Ein durchgehender Erfolg?

Leider war die Software, die von den Brüdern geschrieben wurde, etwas zu erfolgreich. "Der Virus verbreitete sich, und da Basit und Amjad ihre Kontaktdaten in der angezeigten Nachricht angegeben hatten, empfingen sie Anrufe von verärgerten Usern aus der ganzen Welt." erklärt Warrington.

Der Einfluss auf andere

Wie bei anderen cleveren Konzepten wurde die Idee von „Brain“ von der Hackergemeinde eifrig aufgenommen und nach Wegen und Möglichkeiten gesucht, Verbesserungen zu entwickeln. Daraus entstanden Copycat Viren, die in ihrer ursprünglichen Form erst einmal gar nicht schädlich waren.

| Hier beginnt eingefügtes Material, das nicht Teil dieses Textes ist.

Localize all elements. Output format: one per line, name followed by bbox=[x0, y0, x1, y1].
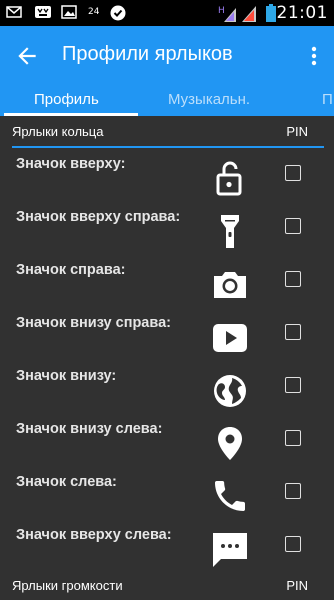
list-item[interactable]: Значок вверху справа: bbox=[0, 205, 334, 258]
image-icon bbox=[61, 5, 77, 19]
svg-text:H: H bbox=[218, 6, 225, 16]
youtube-play-icon[interactable] bbox=[210, 317, 250, 357]
pin-checkbox[interactable] bbox=[285, 377, 301, 393]
tab-next[interactable]: П bbox=[322, 91, 333, 108]
list-item[interactable]: Значок вверху слева: bbox=[0, 523, 334, 576]
pin-checkbox[interactable] bbox=[285, 218, 301, 234]
row-label: Значок внизу справа: bbox=[16, 315, 171, 331]
section-header-volume: Ярлыки громкости PIN bbox=[12, 578, 322, 600]
list-item[interactable]: Значок внизу: bbox=[0, 364, 334, 417]
map-pin-icon[interactable] bbox=[210, 423, 250, 463]
section-title: Ярлыки кольца bbox=[12, 124, 104, 139]
globe-icon[interactable] bbox=[210, 370, 250, 410]
status-bar: 24 H 21:01 bbox=[0, 0, 334, 26]
pin-checkbox[interactable] bbox=[285, 430, 301, 446]
page-title: Профили ярлыков bbox=[62, 43, 233, 65]
list-item[interactable]: Значок справа: bbox=[0, 258, 334, 311]
tab-bar: Профиль Музыкальн. П bbox=[0, 84, 334, 116]
pin-checkbox[interactable] bbox=[285, 324, 301, 340]
pin-column-label: PIN bbox=[286, 578, 308, 593]
camera-icon[interactable] bbox=[210, 264, 250, 304]
cat-icon bbox=[34, 5, 52, 19]
row-label: Значок вверху слева: bbox=[16, 527, 172, 543]
section-divider bbox=[12, 146, 324, 148]
list-item[interactable]: Значок внизу справа: bbox=[0, 311, 334, 364]
message-icon[interactable] bbox=[210, 529, 250, 569]
row-label: Значок вверху справа: bbox=[16, 209, 181, 225]
tab-music[interactable]: Музыкальн. bbox=[168, 91, 250, 108]
tab-profile[interactable]: Профиль bbox=[34, 91, 99, 108]
flashlight-icon[interactable] bbox=[210, 211, 250, 251]
row-label: Значок внизу слева: bbox=[16, 421, 163, 437]
row-label: Значок внизу: bbox=[16, 368, 117, 384]
pin-checkbox[interactable] bbox=[285, 483, 301, 499]
list-item[interactable]: Значок слева: bbox=[0, 470, 334, 523]
phone-icon[interactable] bbox=[210, 476, 250, 516]
check-circle-icon bbox=[110, 5, 126, 21]
list-item[interactable]: Значок внизу слева: bbox=[0, 417, 334, 470]
network-type-label: 24 bbox=[88, 7, 100, 17]
row-label: Значок слева: bbox=[16, 474, 117, 490]
signal-icon: H bbox=[218, 4, 260, 22]
lock-open-icon[interactable] bbox=[210, 158, 250, 198]
mail-icon bbox=[6, 5, 22, 19]
battery-icon bbox=[266, 4, 276, 22]
row-label: Значок вверху: bbox=[16, 156, 126, 172]
arrow-back-icon[interactable] bbox=[14, 43, 40, 69]
pin-checkbox[interactable] bbox=[285, 536, 301, 552]
more-vert-icon[interactable] bbox=[308, 44, 320, 68]
clock: 21:01 bbox=[276, 3, 328, 23]
section-title: Ярлыки громкости bbox=[12, 578, 123, 593]
pin-column-label: PIN bbox=[286, 124, 308, 139]
tab-indicator bbox=[4, 113, 138, 116]
section-header-ring: Ярлыки кольца PIN bbox=[12, 124, 322, 146]
row-label: Значок справа: bbox=[16, 262, 126, 278]
list-item[interactable]: Значок вверху: bbox=[0, 152, 334, 205]
pin-checkbox[interactable] bbox=[285, 271, 301, 287]
app-bar: Профили ярлыков bbox=[0, 26, 334, 84]
pin-checkbox[interactable] bbox=[285, 165, 301, 181]
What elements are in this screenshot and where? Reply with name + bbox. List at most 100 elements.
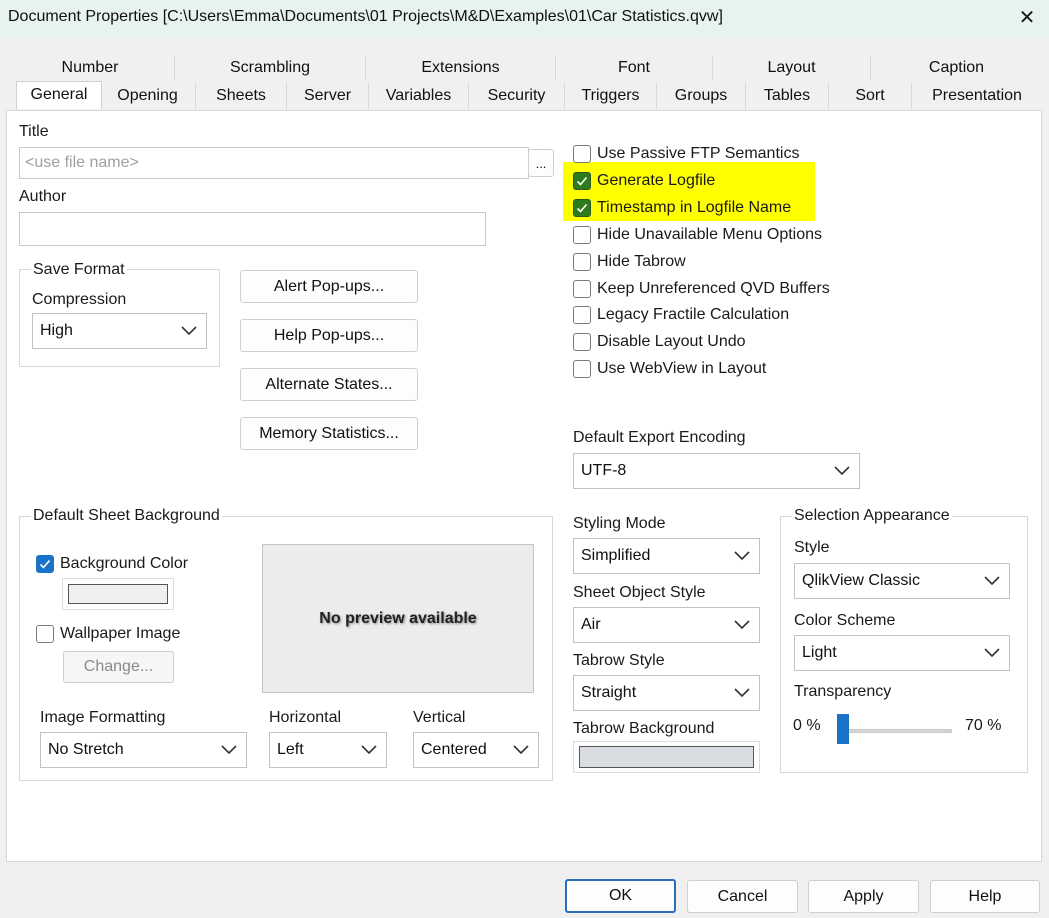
- tab-scrambling[interactable]: Scrambling: [175, 55, 366, 81]
- chevron-down-icon: [181, 326, 197, 336]
- transparency-label: Transparency: [794, 683, 892, 700]
- legacy-fractile-checkbox[interactable]: [573, 306, 591, 324]
- generate-logfile-checkbox[interactable]: [573, 172, 591, 190]
- apply-button[interactable]: Apply: [808, 880, 919, 913]
- hide-unavailable-menu-checkbox[interactable]: [573, 226, 591, 244]
- passive-ftp-checkbox[interactable]: [573, 145, 591, 163]
- vertical-label: Vertical: [413, 709, 466, 726]
- title-input[interactable]: [19, 147, 529, 179]
- image-formatting-select[interactable]: No Stretch: [40, 732, 247, 768]
- checkmark-icon: [39, 559, 51, 569]
- transparency-min-label: 0 %: [793, 717, 821, 734]
- alternate-states-button[interactable]: Alternate States...: [240, 368, 418, 401]
- vertical-select[interactable]: Centered: [413, 732, 539, 768]
- selection-style-select[interactable]: QlikView Classic: [794, 563, 1010, 599]
- legacy-fractile-label: Legacy Fractile Calculation: [597, 306, 790, 323]
- styling-mode-select[interactable]: Simplified: [573, 538, 760, 574]
- ok-button[interactable]: OK: [565, 879, 676, 913]
- export-encoding-value: UTF-8: [581, 462, 627, 479]
- disable-layout-undo-checkbox[interactable]: [573, 333, 591, 351]
- horizontal-value: Left: [277, 741, 304, 758]
- sheet-object-style-select[interactable]: Air: [573, 607, 760, 643]
- tabrow-style-select[interactable]: Straight: [573, 675, 760, 711]
- tab-row-front: Opening Sheets Server Variables Security…: [6, 81, 1042, 111]
- image-formatting-label: Image Formatting: [40, 709, 166, 726]
- tab-layout[interactable]: Layout: [713, 55, 871, 81]
- chevron-down-icon: [984, 576, 1000, 586]
- horizontal-label: Horizontal: [269, 709, 342, 726]
- export-encoding-label: Default Export Encoding: [573, 429, 746, 446]
- styling-mode-value: Simplified: [581, 547, 651, 564]
- compression-select[interactable]: High: [32, 313, 207, 349]
- hide-unavailable-menu-label: Hide Unavailable Menu Options: [597, 226, 823, 243]
- keep-qvd-buffers-label: Keep Unreferenced QVD Buffers: [597, 280, 830, 297]
- tabrow-background-swatch-button[interactable]: [573, 741, 760, 773]
- alert-popups-button[interactable]: Alert Pop-ups...: [240, 270, 418, 303]
- vertical-value: Centered: [421, 741, 487, 758]
- chevron-down-icon: [734, 620, 750, 630]
- tab-extensions[interactable]: Extensions: [366, 55, 556, 81]
- tab-sort[interactable]: Sort: [829, 83, 912, 109]
- memory-statistics-button[interactable]: Memory Statistics...: [240, 417, 418, 450]
- tab-general[interactable]: General: [16, 81, 102, 109]
- checkmark-icon: [576, 203, 588, 213]
- tabrow-style-label: Tabrow Style: [573, 652, 665, 669]
- background-color-swatch-button[interactable]: [62, 578, 174, 610]
- title-bar: Document Properties [C:\Users\Emma\Docum…: [0, 0, 1049, 38]
- tab-variables[interactable]: Variables: [369, 83, 469, 109]
- image-formatting-value: No Stretch: [48, 741, 124, 758]
- help-popups-button[interactable]: Help Pop-ups...: [240, 319, 418, 352]
- selection-style-value: QlikView Classic: [802, 572, 920, 589]
- cancel-button[interactable]: Cancel: [687, 880, 798, 913]
- color-scheme-label: Color Scheme: [794, 612, 896, 629]
- sheet-object-style-label: Sheet Object Style: [573, 584, 706, 601]
- tab-security[interactable]: Security: [469, 83, 565, 109]
- title-label: Title: [19, 123, 49, 140]
- tab-opening[interactable]: Opening: [100, 83, 196, 109]
- color-scheme-select[interactable]: Light: [794, 635, 1010, 671]
- tab-row-back: Number Scrambling Extensions Font Layout…: [6, 55, 1042, 83]
- title-browse-button[interactable]: ...: [528, 149, 554, 177]
- change-wallpaper-button[interactable]: Change...: [63, 651, 174, 683]
- timestamp-logfile-label: Timestamp in Logfile Name: [597, 199, 792, 216]
- keep-qvd-buffers-checkbox[interactable]: [573, 280, 591, 298]
- tab-number[interactable]: Number: [6, 55, 175, 81]
- use-webview-checkbox[interactable]: [573, 360, 591, 378]
- tab-sheets[interactable]: Sheets: [196, 83, 287, 109]
- tab-tables[interactable]: Tables: [746, 83, 829, 109]
- tab-presentation[interactable]: Presentation: [912, 83, 1042, 109]
- generate-logfile-label: Generate Logfile: [597, 172, 716, 189]
- tab-caption[interactable]: Caption: [871, 55, 1042, 81]
- tabrow-background-label: Tabrow Background: [573, 720, 715, 737]
- tab-font[interactable]: Font: [556, 55, 713, 81]
- checkmark-icon: [576, 176, 588, 186]
- chevron-down-icon: [221, 745, 237, 755]
- transparency-slider-thumb[interactable]: [837, 714, 849, 744]
- tab-groups[interactable]: Groups: [657, 83, 746, 109]
- chevron-down-icon: [734, 688, 750, 698]
- passive-ftp-label: Use Passive FTP Semantics: [597, 145, 800, 162]
- selection-appearance-label: Selection Appearance: [792, 507, 952, 525]
- style-label: Style: [794, 539, 830, 556]
- hide-tabrow-checkbox[interactable]: [573, 253, 591, 271]
- transparency-slider-track[interactable]: [837, 729, 952, 733]
- wallpaper-image-checkbox[interactable]: [36, 625, 54, 643]
- help-button[interactable]: Help: [930, 880, 1040, 913]
- tab-server[interactable]: Server: [287, 83, 369, 109]
- tab-triggers[interactable]: Triggers: [565, 83, 657, 109]
- timestamp-logfile-checkbox[interactable]: [573, 199, 591, 217]
- horizontal-select[interactable]: Left: [269, 732, 387, 768]
- background-preview: No preview available: [262, 544, 534, 693]
- color-scheme-value: Light: [802, 644, 837, 661]
- background-color-checkbox[interactable]: [36, 555, 54, 573]
- sheet-background-label: Default Sheet Background: [31, 507, 222, 525]
- save-format-label: Save Format: [31, 261, 127, 279]
- chevron-down-icon: [984, 648, 1000, 658]
- transparency-max-label: 70 %: [965, 717, 1002, 734]
- author-input[interactable]: [19, 212, 486, 246]
- close-icon[interactable]: ✕: [1012, 3, 1042, 33]
- export-encoding-select[interactable]: UTF-8: [573, 453, 860, 489]
- tabrow-background-swatch: [579, 746, 754, 768]
- use-webview-label: Use WebView in Layout: [597, 360, 767, 377]
- background-color-swatch: [68, 584, 168, 604]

"In vielen Fällen kopierten die Viren-Entwickler das, was „Brain“ ihnen gelehrt hatte.“ sagte Warrington. Erst nach der Jahrhundertwende begann die Kriminalisierung von Computerviren Gestalt anzunehmen.

Das Unvermeidliche

Das Konzept eines Computervirus wurde bereits in den 1940er Jahren aufgestellt. Selbst ohne Brain wäre es irgendwann zum Ausbruch von Computerviren gekommen. Natürlich war die Nachricht über das MS-DOS Virus eine besondere für die Computerwelt. Dennoch war es nur ein unvermeidlicher Schritt in einem unaufhaltsamen Prozess.

Eine neue Welt

Computer-Viren, wie wir sie heute kennen, verbreiten sich über das Internet – ohne das Einschieben einer Floppy Disk oder ähnlichem. Doch in den 1980er Jahren gab uns Brain einen Einblick in eine Welt voller Möglichkeiten, die aufregend und zuweilen unheimlich erschien.